Lufthansa, the parent of the budget airline, has said it was not aware of anything in the 27-year-old's past which suggested he might have posed a risk.
It has confirmed that Lubitz broke off his pilot training in 2009 for nearly a year, around the time he was reportedly suffering from depression and anxiety.
"Several years ago before obtaining his pilot's license the co-pilot was in a long period of psychotherapeutic treatment with noticeable suicidal tendencies," Duesseldorf prosecutors said in a statement on Monday.
They said that in recent years he had not shown signs of suicidal behavior or aggressive tendencies in visits to doctors.
After searching his family home in Montabaur and apartment in Duesseldorf, and following interviews with friends and relatives, the prosecutors said they had not found any evidence Lubitz was planning such an attack, nor the reasons behind it.
"No special circumstances have come to light, whether in his personal life or his work life, that shed any plausible light on a possible motive," they said.
RIGOROUS SELECTION
Lufthansa CEO Carsten Spohr has said the airline prides itself on the rigorous selection methods of its pilot training scheme. The school is currently closed to new applicants, but around 6,000 people apply each year, with just 7-8 percent of them making the cut.
Lufthansa has also made clear that Lubitz's medical records were subject to doctor-patient confidentiality and that the airline therefore had no knowledge of what they contained.
Under German law, employers do not have access to employees' medical records and sick notes excusing a person from work do not give information on their medical condition.
Some politicians have called for a loosening of these rules in the wake of the Germanwings disaster.
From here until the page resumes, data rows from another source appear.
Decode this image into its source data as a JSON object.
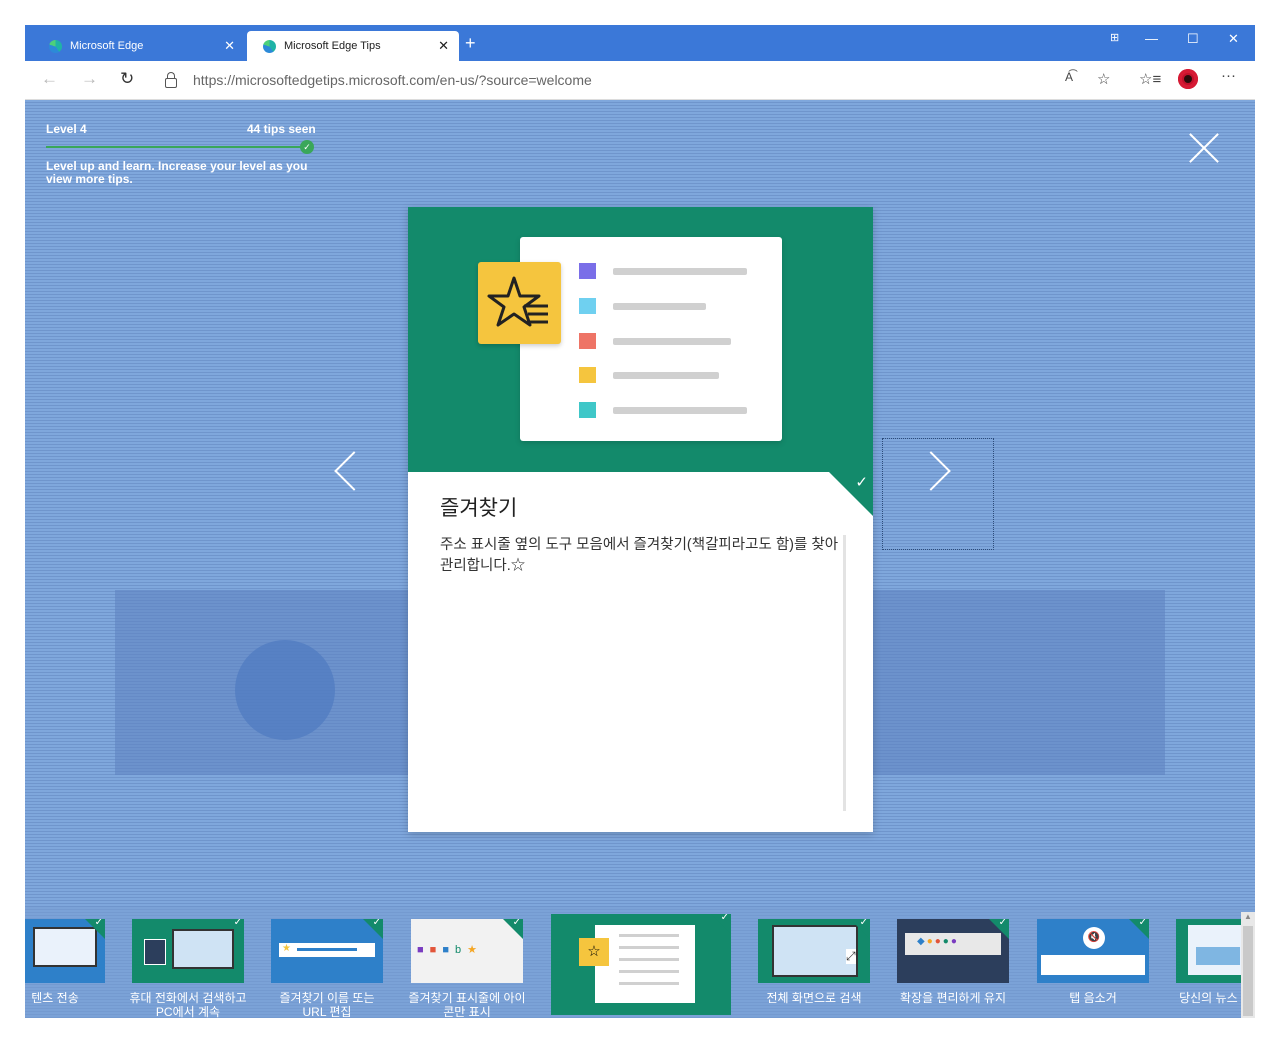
{
  "browser": {
    "tabs": [
      {
        "title": "Microsoft Edge",
        "active": false
      },
      {
        "title": "Microsoft Edge Tips",
        "active": true
      }
    ],
    "new_tab": "+",
    "window_controls": {
      "tile": "⊞",
      "minimize": "—",
      "maximize": "☐",
      "close": "✕"
    },
    "url_host": "https://microsoftedgetips.microsoft.com",
    "url_path": "/en-us/?source=welcome",
    "toolbar_icons": [
      "read-aloud-icon",
      "favorite-star-icon",
      "favorites-list-icon",
      "profile-avatar",
      "more-icon"
    ]
  },
  "progress": {
    "level": "Level 4",
    "tips_seen": "44 tips seen",
    "fraction": 1.0,
    "description": "Level up and learn. Increase your level as you view more tips."
  },
  "card": {
    "title": "즐겨찾기",
    "text": "주소 표시줄 옆의 도구 모음에서 즐겨찾기(책갈피라고도 함)를 찾아 관리합니다.☆",
    "hero_colors": {
      "bg": "#138a6b",
      "star": "#f5c53e",
      "rows": [
        "#7a6ee8",
        "#6fd0f0",
        "#ee7466",
        "#f5c53e",
        "#3fc7c8"
      ]
    }
  },
  "thumbnails": [
    {
      "label": "텐츠 전송",
      "bg": "#2e80c9"
    },
    {
      "label": "휴대 전화에서 검색하고 PC에서 계속",
      "bg": "#138a6b"
    },
    {
      "label": "즐겨찾기 이름 또는 URL 편집",
      "bg": "#2e80c9"
    },
    {
      "label": "즐겨찾기 표시줄에 아이콘만 표시",
      "bg": "#f2f2f2"
    },
    {
      "label": "",
      "bg": "#138a6b"
    },
    {
      "label": "전체 화면으로 검색",
      "bg": "#138a6b"
    },
    {
      "label": "확장을 편리하게 유지",
      "bg": "#2c3e5c"
    },
    {
      "label": "탭 음소거",
      "bg": "#2e80c9"
    },
    {
      "label": "당신의 뉴스 방법",
      "bg": "#138a6b"
    }
  ]
}
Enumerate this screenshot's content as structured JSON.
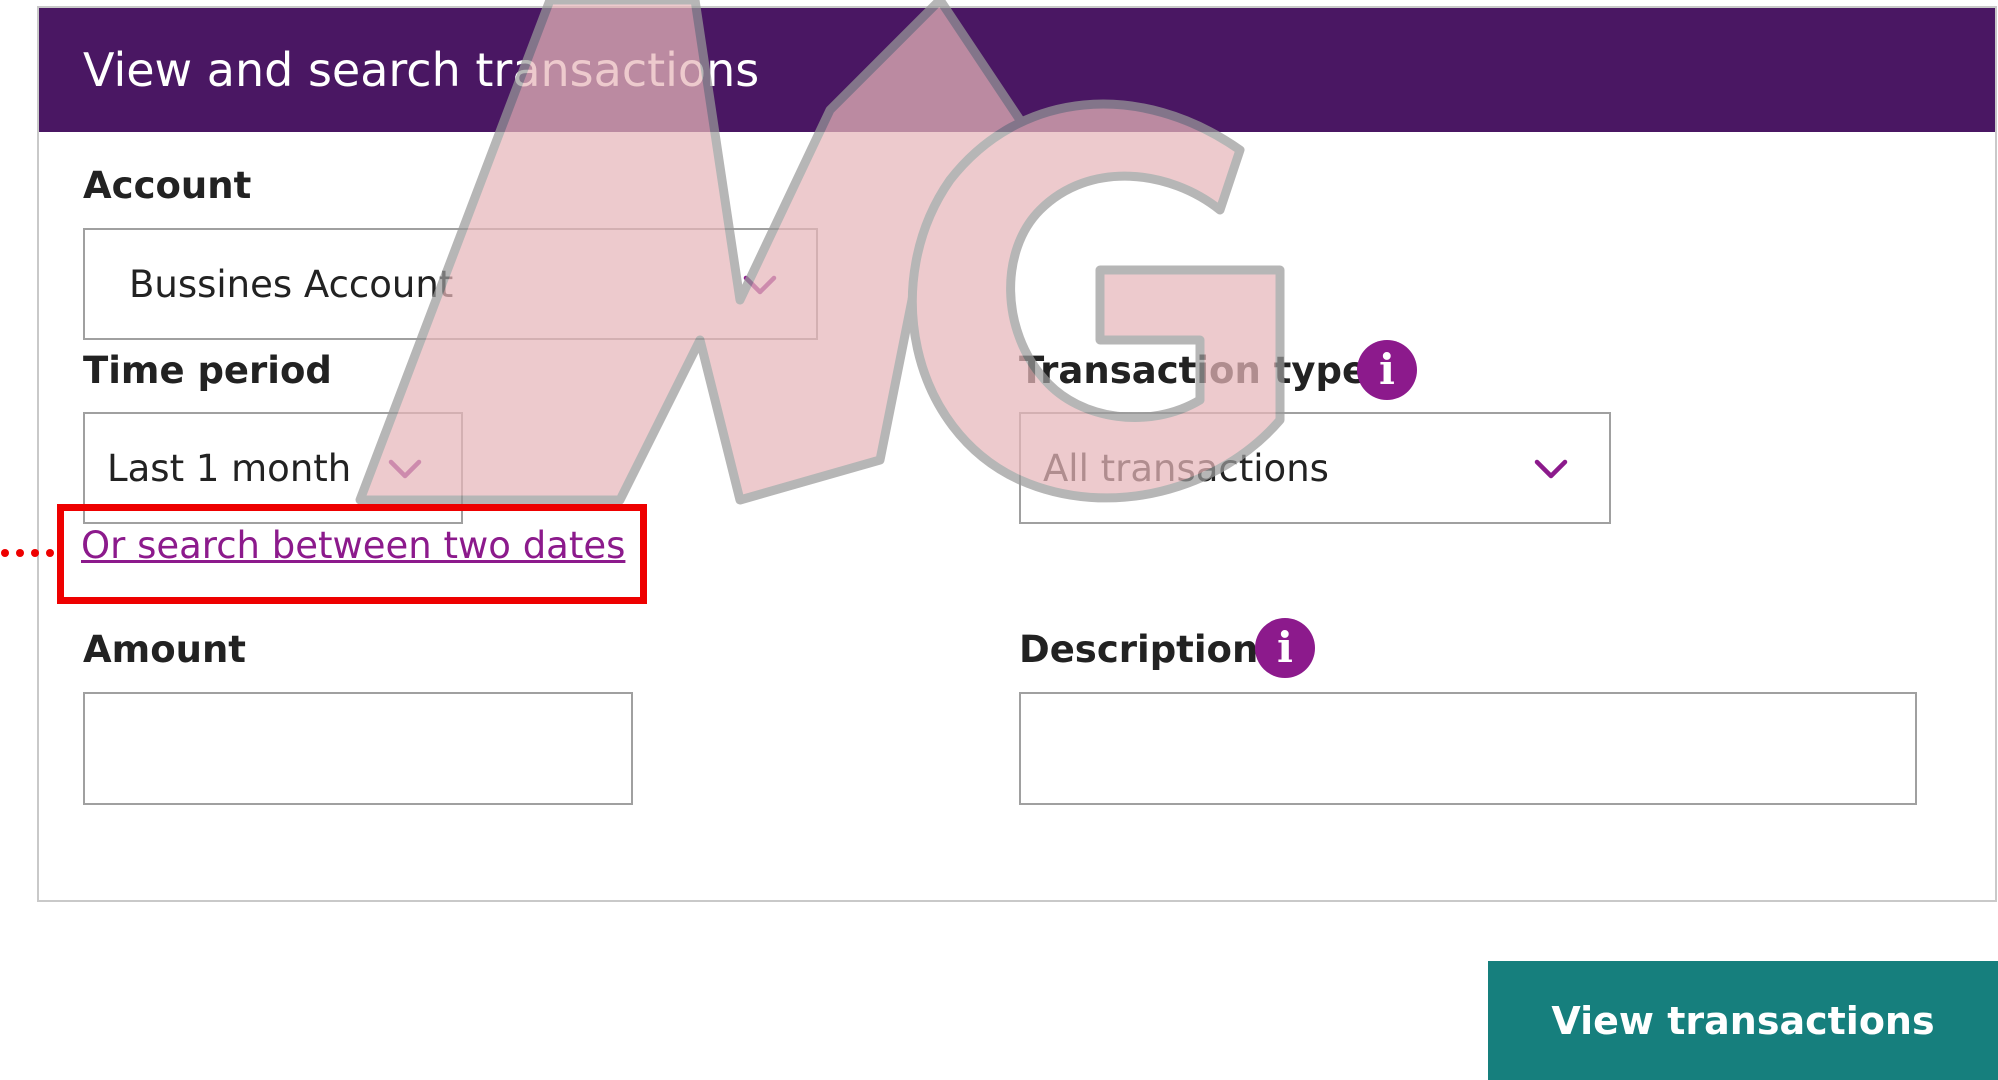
{
  "panel": {
    "title": "View and search transactions"
  },
  "account": {
    "label": "Account",
    "value": "Bussines Account"
  },
  "time_period": {
    "label": "Time period",
    "value": "Last 1 month",
    "link": "Or search between two dates"
  },
  "transaction_type": {
    "label": "Transaction type",
    "value": "All transactions"
  },
  "amount": {
    "label": "Amount",
    "value": ""
  },
  "description": {
    "label": "Description",
    "value": ""
  },
  "actions": {
    "view_label": "View transactions"
  },
  "watermark": {
    "text": "MG"
  },
  "colors": {
    "header": "#4a1763",
    "accent": "#8c1a8c",
    "button": "#167f7d",
    "highlight": "#ee0000"
  },
  "icons": {
    "chevron": "chevron-down-icon",
    "info": "info-icon"
  }
}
But at a news conference in Berlin on Monday, a spokeswoman for the German health ministry said doctors already had the right to break their vow of confidentiality if they thought their patients posed a danger to others.
French investigators said on Monday they were digging an access route to the mountain crash site in order to speed up the investigation.
The head of the French police forensic team told reporters it would take two to four months to identify the victims and that there was no certainty all would be identified because of the high speed at which the plane crashed.
"After a plane crash like this, the state of the bodies is not like after a simple car crash. The bodies are not necessarily whole, as the families know," Colonel Francois Daoust, head of the French Gendarmerie's criminal research Institute, told reporters.
He added that some 400 samples from body parts taken from the crash had allowed police to identify 78 different DNA profiles so far, but no identifications had been made as yet.
The plane's second flight recorder, which contains flight data, has not yet been found.
Kay Kratky, a board member of Lufthansa's German airlines unit, told a German talkshow on Sunday evening that, due to the force with which the plane hit the mountain face, it was possible the recorder's locator beacons had been damaged and were not working properly.
"I am hopeful that we will find the recorder by physical searching," he said.